In [5]: from datetime import datetime
In [6]: dates = sm.tsa.datetools.dates_from_range('1700', length=len(data.endog))
Make a pandas TimeSeries or DataFrame
In [7]: endog = pandas.TimeSeries(data.endog, index=dates)
and instantiate the model
In [8]: ar_model = sm.tsa.AR(endog, freq='A')
In [9]: pandas_ar_res = ar_model.fit(maxlag=9, method='mle', disp=-1)

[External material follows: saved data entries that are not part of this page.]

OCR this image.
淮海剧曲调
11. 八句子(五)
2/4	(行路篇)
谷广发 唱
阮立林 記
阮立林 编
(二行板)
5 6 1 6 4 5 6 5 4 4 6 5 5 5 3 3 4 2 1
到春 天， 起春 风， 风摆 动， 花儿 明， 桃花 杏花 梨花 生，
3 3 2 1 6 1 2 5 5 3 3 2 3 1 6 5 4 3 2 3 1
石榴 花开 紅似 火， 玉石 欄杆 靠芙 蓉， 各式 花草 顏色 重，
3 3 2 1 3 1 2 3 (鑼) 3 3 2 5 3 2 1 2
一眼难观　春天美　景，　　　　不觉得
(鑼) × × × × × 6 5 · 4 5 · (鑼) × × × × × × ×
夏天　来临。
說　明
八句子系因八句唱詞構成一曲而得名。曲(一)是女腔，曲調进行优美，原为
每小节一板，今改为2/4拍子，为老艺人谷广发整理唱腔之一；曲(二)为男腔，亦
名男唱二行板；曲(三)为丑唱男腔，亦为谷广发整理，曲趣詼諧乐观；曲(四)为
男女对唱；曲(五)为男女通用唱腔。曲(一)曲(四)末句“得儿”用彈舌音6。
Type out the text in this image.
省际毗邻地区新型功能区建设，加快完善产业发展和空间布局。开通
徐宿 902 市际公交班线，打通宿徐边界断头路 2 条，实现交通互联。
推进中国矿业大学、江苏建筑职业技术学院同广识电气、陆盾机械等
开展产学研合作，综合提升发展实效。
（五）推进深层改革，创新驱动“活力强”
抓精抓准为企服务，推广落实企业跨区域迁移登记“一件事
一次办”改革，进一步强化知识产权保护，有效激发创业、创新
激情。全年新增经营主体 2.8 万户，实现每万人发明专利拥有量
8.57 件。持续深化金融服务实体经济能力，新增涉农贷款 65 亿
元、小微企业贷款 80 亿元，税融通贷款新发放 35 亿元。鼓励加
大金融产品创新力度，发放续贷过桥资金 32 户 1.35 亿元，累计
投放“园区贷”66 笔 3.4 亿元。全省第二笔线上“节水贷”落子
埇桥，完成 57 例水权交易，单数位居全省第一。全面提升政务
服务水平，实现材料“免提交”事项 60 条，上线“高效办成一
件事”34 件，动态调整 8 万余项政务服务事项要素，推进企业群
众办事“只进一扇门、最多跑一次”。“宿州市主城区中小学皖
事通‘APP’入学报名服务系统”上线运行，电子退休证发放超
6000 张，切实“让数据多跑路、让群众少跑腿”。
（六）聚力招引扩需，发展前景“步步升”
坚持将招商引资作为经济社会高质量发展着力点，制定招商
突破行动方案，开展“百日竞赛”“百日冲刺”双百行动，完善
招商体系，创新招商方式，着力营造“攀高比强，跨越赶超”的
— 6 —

Let’s do some out-of-sample prediction
In [10]: pred = pandas_ar_res.predict(start='2005', end='2015')
In [11]: print pred
2005-12-31 20.003293
2006-12-31 24.703991
2007-12-31 20.026129
2008-12-31 23.473652
2009-12-31 30.858570
2010-12-31 61.335450
2011-12-31 87.024687
2012-12-31 91.321249
2013-12-31 79.921624
2014-12-31 60.799522
2015-12-31 40.374882
In [12]: ar_model = sm.tsa.AR(data.endog, dates=dates, freq='A')
In [13]: ar_res = ar_model.fit(maxlag=9, method='mle', disp=-1)
In [14]: pred = ar_res.predict(start='2005', end='2015')
In [15]: print pred
[ 20.00329321 24.70399074 20.02612936 23.47365216 30.85857014
61.33545027 87.02468702 91.32124879 79.92162358 60.79952187
40.37488189]
This just returns a regular array, but since the model has date information attached, you can get the prediction dates in a roundabout way.
In [16]: print ar_res._data.predict_dates
[2005-12-31 00:00:00 2006-12-31 00:00:00 2007-12-31 00:00:00
2008-12-31 00:00:00 2009-12-31 00:00:00 2010-12-31 00:00:00
2011-12-31 00:00:00 2012-12-31 00:00:00 2013-12-31 00:00:00
2014-12-31 00:00:00 2015-12-31 00:00:00]
This attribute only exists if predict has been called. It holds the dates associated with the last call to predict. .. TODO: should this be attached to the results instance?